Abel também levantou críticas sobre a atuação da mídia, atribuindo a ela a responsabilidade sobre a visão deturpada que a sociedade possa ter sobre as Casas Vivas. “A mídia vende o abrigo como um local de restrição de liberdade, quando na verdade ele é um local de proteção da criança e do adolescente. Essa visão deturpada prejudica sobremaneira o nosso trabalho”, criticou o subsecretário.
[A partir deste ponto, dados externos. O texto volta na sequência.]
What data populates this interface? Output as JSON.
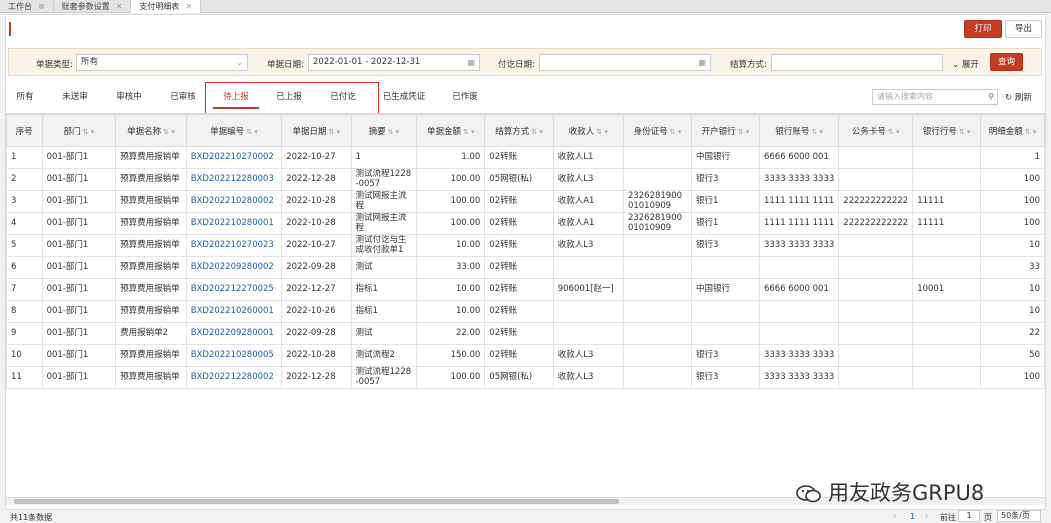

Coordenador da maior pesquisa realizada sobre crack no Brasil ( http://portal.fiocruz.br/pt-br/content/fiocruz-lanca-livro-digital-da-pesquisa-nacional-sobre-o-uso-de-crack), o pesquisador do ICICT Fiocruz, Francisco Inácio Bastos, afirmou que estamos passando por um período muito complicado, marcado por um paradoxo: “O Estado permite que qualquer criança seja recolhida e colocada num lugar sem estrutura de forma arbitrária, mas não permite que a mesma criança seja ouvida em uma pesquisa. Isso não faz sentido nenhum”, exemplificou.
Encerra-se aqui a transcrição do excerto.